Milestone (flags) categories include quantitative or numeracy, competency and comfort in working with numerical data; communication (written and oral), development and expression of ideas in writing and foster understanding/promote change in listener’s values or behaviors; information literacy, ability to locate, evaluate and use information; human diversity, effective and appropriate interaction in a variety of cultural context; ethical reasoning, right and wrong human conduct; digital literacy, attitude and ability to use digital technology and communication tools and Integration, making simple connections among ideas and experiences and transferring them to situations on and off campus.
A second feature of the proposal is to require all freshmen, and sophomores in the future, to attend Inquiry Seminars. These seminars will “serve as a purpose to prepare freshman as college students and learn to think critically. The seminars will be question and answered centered, not lectures,” said O’Neil.
Hopefully, upon approval, the Inquiry Seminars will be phased in the Fall 2015 semester with incoming freshmen completing one seminar in the fall of spring semesters. O’Neil added, “for example, the seminars will be taught within a program a study, such as history, and the title of the course may be “What would history be like if President Lincoln had not been assassinated?” Students in that course will then discuss the impact or change the world may have experienced if Lincoln had not been killed.”
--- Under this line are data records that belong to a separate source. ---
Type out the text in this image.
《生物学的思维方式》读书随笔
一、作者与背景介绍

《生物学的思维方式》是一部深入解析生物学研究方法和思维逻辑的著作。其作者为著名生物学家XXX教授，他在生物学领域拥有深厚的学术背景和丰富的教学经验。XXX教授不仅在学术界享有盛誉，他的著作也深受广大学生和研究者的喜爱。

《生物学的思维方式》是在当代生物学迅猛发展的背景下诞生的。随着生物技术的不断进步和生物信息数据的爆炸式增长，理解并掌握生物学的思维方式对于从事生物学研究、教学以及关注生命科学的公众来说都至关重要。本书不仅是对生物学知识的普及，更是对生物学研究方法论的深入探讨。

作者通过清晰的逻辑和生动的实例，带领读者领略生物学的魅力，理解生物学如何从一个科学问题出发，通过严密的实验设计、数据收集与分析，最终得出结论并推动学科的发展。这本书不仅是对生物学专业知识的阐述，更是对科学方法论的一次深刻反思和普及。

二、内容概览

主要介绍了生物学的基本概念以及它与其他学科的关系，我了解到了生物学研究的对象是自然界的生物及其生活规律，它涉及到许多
“Inquiry Seminars will not only help freshmen adjust to college level thinking, but will also serve as a recruitment tool. No other state school offers a tool such as this,” said O’Neil.
She also hopes that the seminars will be a selling point for freshmen and serve as a retention tool. She added, “It will help freshmen connect to the university, have fun and learn how to adjust.”
Lastly, the General Education Council proposes to have a required Capstone experience required with every program offered at Clarion University. A Capstone experience may be theses, internships, student teaching, clinical experience, performances etc. that provide students with the opportunity, integration and or closure to an academic career at the university.
O’Neil was very excited about this final component of the proposal. She said, “The Capstone experience would be one to celebrate, one that students should be excited to complete and think about. In addition to this experience, we would want to free the original General Education Electives to be considered Free Electives, which may be taken within a student’s major or any other offered course at Clarion University.”
“We will be refining this proposal within the next couple weeks,” O’Neil concluded, “but we hope to get it approved. We want to make acquiring the general education requirements more of an accomplishment rather than task, make completing a capstone experience an experience like none other, to have our student accomplish the four General Education Learning Outcomes.”